Paco se enfadó bastante.

—¡Qué poco me conoces, colega! Pero, para que te quede claro, te lo digo en voz alta aquí que se puede: no nos proponemos asesinarle, lo nuestro no son las Smith & Wesson. Lo que queremos hacer es tender una trampa a esa alimaña y que caiga en ella para siempre.

—¡Claro, las trampas se emplean para cazar alimañas! —repliqué en tono socarrón.

—Precisamente.

—Pues, entonces, creo que voy a pagar mi agua. He visto poner cepos en los bosques, cuando los conejos se comían las cosechas. Pero, pese a su apodo, Lupo no es un animal.

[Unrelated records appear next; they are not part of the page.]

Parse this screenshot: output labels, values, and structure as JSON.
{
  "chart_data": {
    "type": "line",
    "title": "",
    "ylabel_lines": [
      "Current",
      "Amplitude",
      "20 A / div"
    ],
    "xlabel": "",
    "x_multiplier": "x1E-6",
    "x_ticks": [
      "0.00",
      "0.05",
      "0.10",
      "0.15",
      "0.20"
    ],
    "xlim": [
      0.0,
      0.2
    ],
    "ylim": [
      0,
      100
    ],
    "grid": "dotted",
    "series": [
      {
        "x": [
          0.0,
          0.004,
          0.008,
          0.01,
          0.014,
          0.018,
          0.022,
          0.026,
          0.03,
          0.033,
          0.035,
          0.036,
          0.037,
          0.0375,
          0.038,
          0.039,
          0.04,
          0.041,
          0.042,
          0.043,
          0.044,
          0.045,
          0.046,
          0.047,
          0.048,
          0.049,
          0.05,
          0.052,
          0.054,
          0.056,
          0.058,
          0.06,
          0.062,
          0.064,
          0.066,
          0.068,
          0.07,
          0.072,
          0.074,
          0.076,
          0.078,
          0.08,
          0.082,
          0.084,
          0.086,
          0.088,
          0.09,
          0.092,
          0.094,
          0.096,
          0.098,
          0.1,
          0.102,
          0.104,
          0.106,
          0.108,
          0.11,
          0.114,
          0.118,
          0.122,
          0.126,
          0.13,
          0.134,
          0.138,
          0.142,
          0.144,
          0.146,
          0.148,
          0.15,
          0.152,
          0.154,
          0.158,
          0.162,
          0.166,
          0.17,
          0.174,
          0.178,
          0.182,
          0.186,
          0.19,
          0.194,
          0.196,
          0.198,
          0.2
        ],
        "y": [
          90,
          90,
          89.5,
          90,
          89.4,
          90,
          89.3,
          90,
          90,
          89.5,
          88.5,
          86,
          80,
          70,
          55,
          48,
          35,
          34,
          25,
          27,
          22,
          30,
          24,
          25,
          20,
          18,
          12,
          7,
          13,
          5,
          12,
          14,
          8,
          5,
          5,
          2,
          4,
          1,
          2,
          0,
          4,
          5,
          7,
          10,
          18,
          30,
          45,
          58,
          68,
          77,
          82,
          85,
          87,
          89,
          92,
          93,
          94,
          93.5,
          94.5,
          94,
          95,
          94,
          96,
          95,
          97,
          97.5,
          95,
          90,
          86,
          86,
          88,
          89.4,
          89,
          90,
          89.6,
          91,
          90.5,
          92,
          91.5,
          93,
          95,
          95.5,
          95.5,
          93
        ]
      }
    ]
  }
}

—Mira, tú y yo sabemos que hemos alcanzado un punto de no retorno. Él o vosotros. Si lo has olvidado, tócate el pecho… Puede que me equivoque, pero creo que no estás en situación de discutir: debes ser consciente de que estamos a dos movimientos del jaque mate. Y en tus manos está decidir quién entregará al rey. ¿Será él, o acaso Salomé y tú?

—Puede que ahora que tiene un montón de dinero y de pastillas con las que obtener más dinero se olvide de nosotros y nos deje en paz.

—No, no lo hará. Sabéis cosas que no quiere que nadie sepa. Y tú eres abogado, eso te convierte en doblemente peligroso, sobre todo con los del maletín pisándole los talones.

—¿Peligroso, yo? ¡Por Dios, mírame! Con un par de derechazos me envió directamente al hospital.

Negó con la cabeza.

—No lo entiendes. No es la primera vez que hace esto. Sus compañeros lo saben. Algunos, pringados como él, lo defienden, pero son los menos. Los demás aguardan a que alguna de sus jugadas le estalle en las manos. Nosotros solo vamos a ponerles en bandeja esa ocasión. Recuerda que escoges entre él y vosotros…

Volvió a envolvernos el silencio. Fueron, o eso me pareció a mí, unos larguísimos minutos. Paco fumaba. Estaba tenso, pero no nervioso. De hecho, desde que lo conozco, en contadas ocasiones le he visto perder los nervios. Yo sí lo estaba. El sol impactaba de pleno en mi frente, que es ancha como una autovía, pero no sudaba por eso.

—Salomé, ¿estás de acuerdo con lo que Paco propone? —pregunté.

Mi socia clavó los ojos en mí y sonrió, con una mueca enigmática, casi maligna.